As the global "dual carbon" goals continue to advance and consumers' environmental awareness grows, the shoe material industry is undergoing a profound green transformation. Since 2024, from leading sports brands to upstream material suppliers, research, development, and application of bio-based materials, supercritical foaming processes, and recycling technologies have been accelerating, becoming a new watershed in industry competition.


At the recently concluded Jinjiang International Footwear Expo, several shoe material companies showcased their latest environmental achievements. A fully degradable sole material exhibited by a well-known Fujian shoe material company attracted widespread attention. This material uses biomass such as castor oil and corn straw as raw materials, replacing traditional petroleum-based polyurethane, reducing carbon footprint by about 40% and achieving industrial compost degradation under certain conditions, effectively alleviating the environmental pressure of discarded footwear. Industry insiders point out that the cost of bio-based materials has dropped nearly 30% compared to two years ago, transitioning from conceptual products to large-scale application.

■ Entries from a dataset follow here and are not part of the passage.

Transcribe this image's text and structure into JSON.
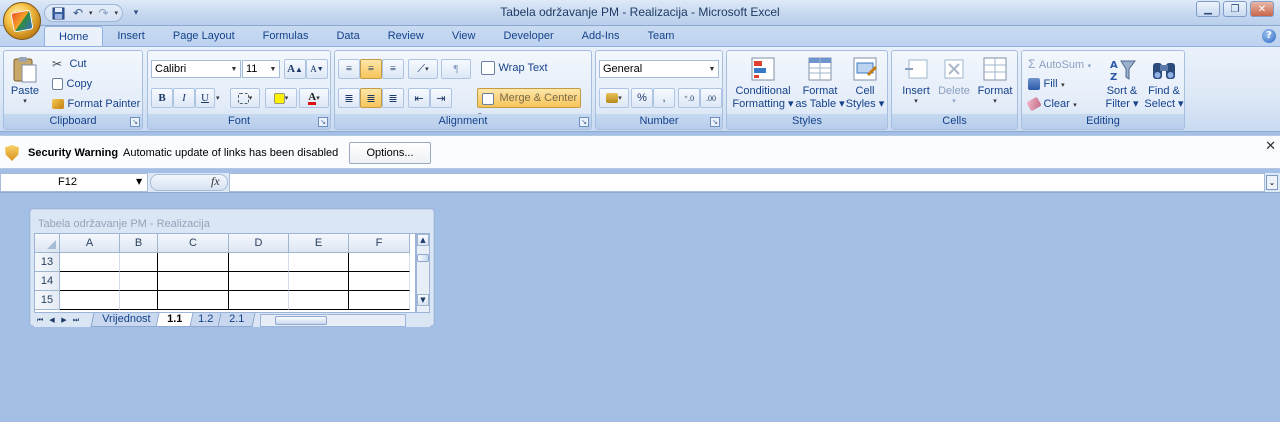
{
  "window": {
    "title": "Tabela održavanje PM - Realizacija - Microsoft Excel",
    "quick_access": [
      "save-icon",
      "undo-icon",
      "redo-icon",
      "customize-icon"
    ]
  },
  "tabs": [
    "Home",
    "Insert",
    "Page Layout",
    "Formulas",
    "Data",
    "Review",
    "View",
    "Developer",
    "Add-Ins",
    "Team"
  ],
  "active_tab": "Home",
  "ribbon": {
    "clipboard": {
      "label": "Clipboard",
      "paste": "Paste",
      "cut": "Cut",
      "copy": "Copy",
      "format_painter": "Format Painter"
    },
    "font": {
      "label": "Font",
      "name": "Calibri",
      "size": "11",
      "bold": "B",
      "italic": "I",
      "underline": "U"
    },
    "alignment": {
      "label": "Alignment",
      "wrap_text": "Wrap Text",
      "merge_center": "Merge & Center"
    },
    "number": {
      "label": "Number",
      "format": "General",
      "percent": "%",
      "comma": ","
    },
    "styles": {
      "label": "Styles",
      "conditional_1": "Conditional",
      "conditional_2": "Formatting",
      "format_table_1": "Format",
      "format_table_2": "as Table",
      "cell_styles_1": "Cell",
      "cell_styles_2": "Styles"
    },
    "cells": {
      "label": "Cells",
      "insert": "Insert",
      "delete": "Delete",
      "format": "Format"
    },
    "editing": {
      "label": "Editing",
      "autosum": "AutoSum",
      "fill": "Fill",
      "clear": "Clear",
      "sort_1": "Sort &",
      "sort_2": "Filter",
      "find_1": "Find &",
      "find_2": "Select"
    }
  },
  "security": {
    "title": "Security Warning",
    "message": "Automatic update of links has been disabled",
    "options": "Options..."
  },
  "formula_bar": {
    "name_box": "F12",
    "fx": "fx",
    "value": ""
  },
  "workbook": {
    "title": "Tabela održavanje PM - Realizacija",
    "columns": [
      "A",
      "B",
      "C",
      "D",
      "E",
      "F"
    ],
    "rows": [
      "13",
      "14",
      "15"
    ],
    "sheets": [
      "Vrijednost",
      "1.1",
      "1.2",
      "2.1"
    ],
    "active_sheet": "1.1"
  },
  "colors": {
    "accent": "#15428b",
    "background": "#a3bfe6",
    "ribbon": "#dde8f6"
  }
}
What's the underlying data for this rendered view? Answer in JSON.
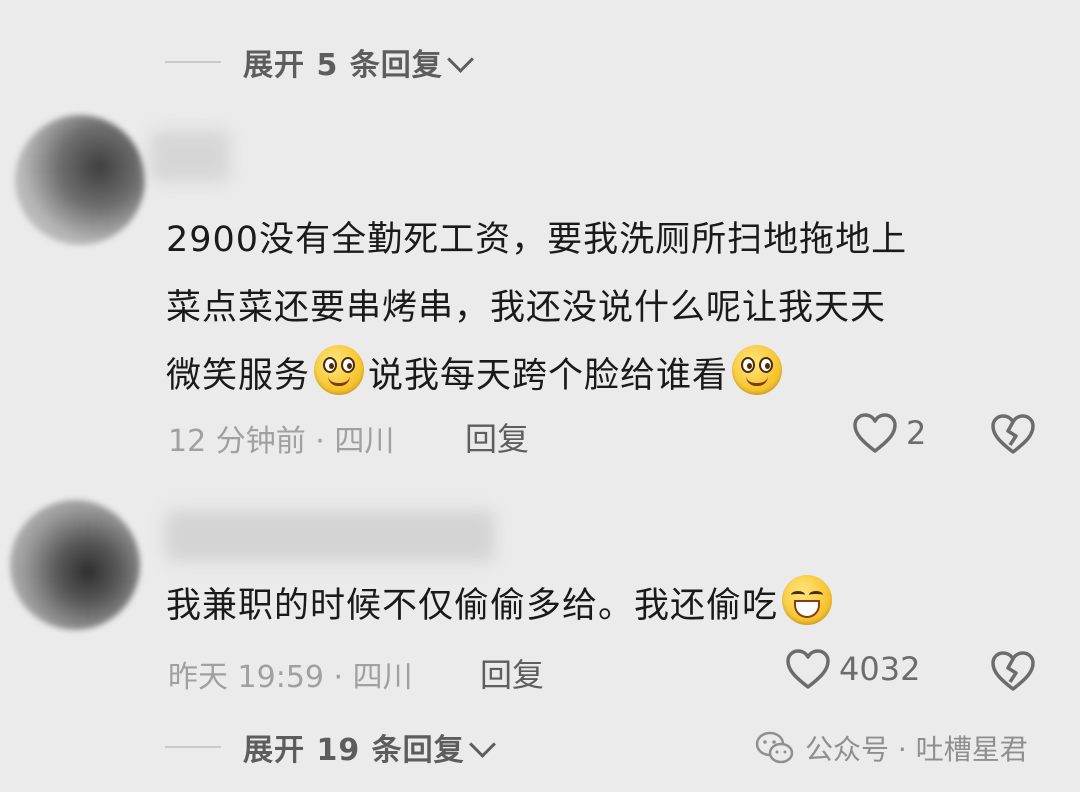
{
  "thread": {
    "expand_top": "展开 5 条回复",
    "expand_bottom": "展开 19 条回复"
  },
  "comments": [
    {
      "text_line1": "2900没有全勤死工资，要我洗厕所扫地拖地上",
      "text_line2": "菜点菜还要串烤串，我还没说什么呢让我天天",
      "text_line3a": "微笑服务",
      "text_line3b": "说我每天跨个脸给谁看",
      "time": "12 分钟前 · 四川",
      "reply_label": "回复",
      "likes": "2"
    },
    {
      "text": "我兼职的时候不仅偷偷多给。我还偷吃",
      "time": "昨天 19:59 · 四川",
      "reply_label": "回复",
      "likes": "4032"
    }
  ],
  "watermark": {
    "label": "公众号 · 吐槽星君"
  },
  "icons": [
    "chevron-down-icon",
    "smile-emoji",
    "grin-emoji",
    "heart-icon",
    "broken-heart-icon",
    "wechat-icon"
  ]
}
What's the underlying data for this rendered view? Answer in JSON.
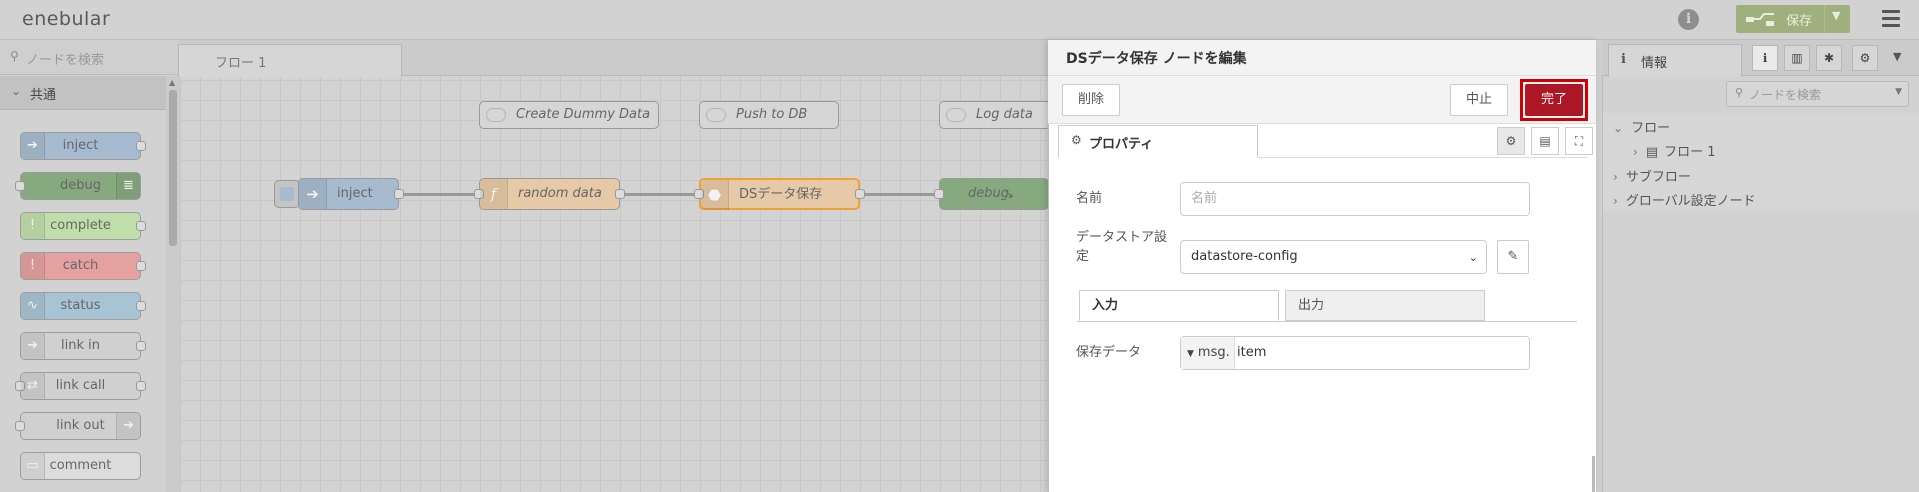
{
  "header": {
    "logo": "enebular",
    "deploy_label": "保存"
  },
  "palette": {
    "search_placeholder": "ノードを検索",
    "category": "共通",
    "nodes": [
      "inject",
      "debug",
      "complete",
      "catch",
      "status",
      "link in",
      "link call",
      "link out",
      "comment"
    ],
    "node_colors": [
      "#a6bbcf",
      "#87a980",
      "#c0deaa",
      "#e5a0a0",
      "#c0deed",
      "#dddddd",
      "#dddddd",
      "#dddddd",
      "#ffffff"
    ]
  },
  "workspace": {
    "tab": "フロー 1",
    "comments": [
      "Create Dummy Data",
      "Push to DB",
      "Log data"
    ],
    "nodes": [
      "inject",
      "random data",
      "DSデータ保存",
      "debug"
    ]
  },
  "tray": {
    "title": "DSデータ保存 ノードを編集",
    "delete_label": "削除",
    "cancel_label": "中止",
    "done_label": "完了",
    "tab_properties": "プロパティ",
    "name_label": "名前",
    "name_placeholder": "名前",
    "datastore_label": "データストア設定",
    "datastore_value": "datastore-config",
    "subtab_input": "入力",
    "subtab_output": "出力",
    "save_data_label": "保存データ",
    "type_prefix": "msg.",
    "type_value": "item"
  },
  "sidebar": {
    "tab_info": "情報",
    "search_placeholder": "ノードを検索",
    "tree": [
      "フロー",
      "フロー 1",
      "サブフロー",
      "グローバル設定ノード"
    ]
  },
  "colors": {
    "done_button": "#ad1625",
    "highlight": "#d10000",
    "deploy": "#9fb07e"
  }
}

Meanwhile, supercritical fluid foaming technology is reshaping the performance boundaries of midsole materials. Compared to traditional chemical foaming, this technology uses nitrogen or carbon dioxide to form microporous structures under high pressure, increasing the rebound rate of the midsole to over 75% while maintaining lightness and providing better durability. Currently, this process, once mainly used in top-tier running shoes, is rapidly trickling down to the mass sports shoe market. According to incomplete statistics, in the first quarter of 2024 alone, over 12 new sports shoe models equipped with supercritical foaming midsoles were launched in China, covering a price range from 300 to 1500 yuan, with a significant increase in market penetration.


In terms of recycling, chemical depolymerization technology has made substantial breakthroughs. Traditional physical recycling struggles to handle shoe soles composed of different materials, while new chemical methods can revert waste TPU, EVA, and other materials back to monomers, which are then repolymerized into new materials with performance close to virgin materials. A tech company in Guangdong revealed that its thousand-ton-scale chemical recycling pilot line has been running stably for over six months, and the soles made from recycled materials achieve over 90% of the key indicators of virgin materials, such as wear resistance and rebound, paving an important technological path for closed-loop recycling in shoe materials.


Policies are also continuously strengthening. The latest revision of the EU's "Sustainable Products Eco-design Regulation" imposes stricter requirements on the recyclability of materials and limits on harmful substances for footwear products entering the market. Domestically, the "Plastic Pollution Control Action Plan" further specifies the application proportion targets for degradable materials in key industries. Against this backdrop, brands such as Anta, Li-Ning, and Xtep have announced their low-carbon material roadmaps, requiring that by 2025, sustainable materials account for no less than 25% of their main shoe models.


Industry experts predict that in the next three years, technology paths represented by bio-based materials, supercritical foaming, and chemical recycling will accelerate integration, driving the shoe material industry from being "cost-driven" to "dual-driven by technology and environmental protection." Small and medium-sized manufacturers lacking green material R&D capabilities may face severe survival pressure, and industry reshuffling is expected to accelerate further. For shoe material companies, green transformation is no longer an "optional question" but a "mandatory question" about future survival.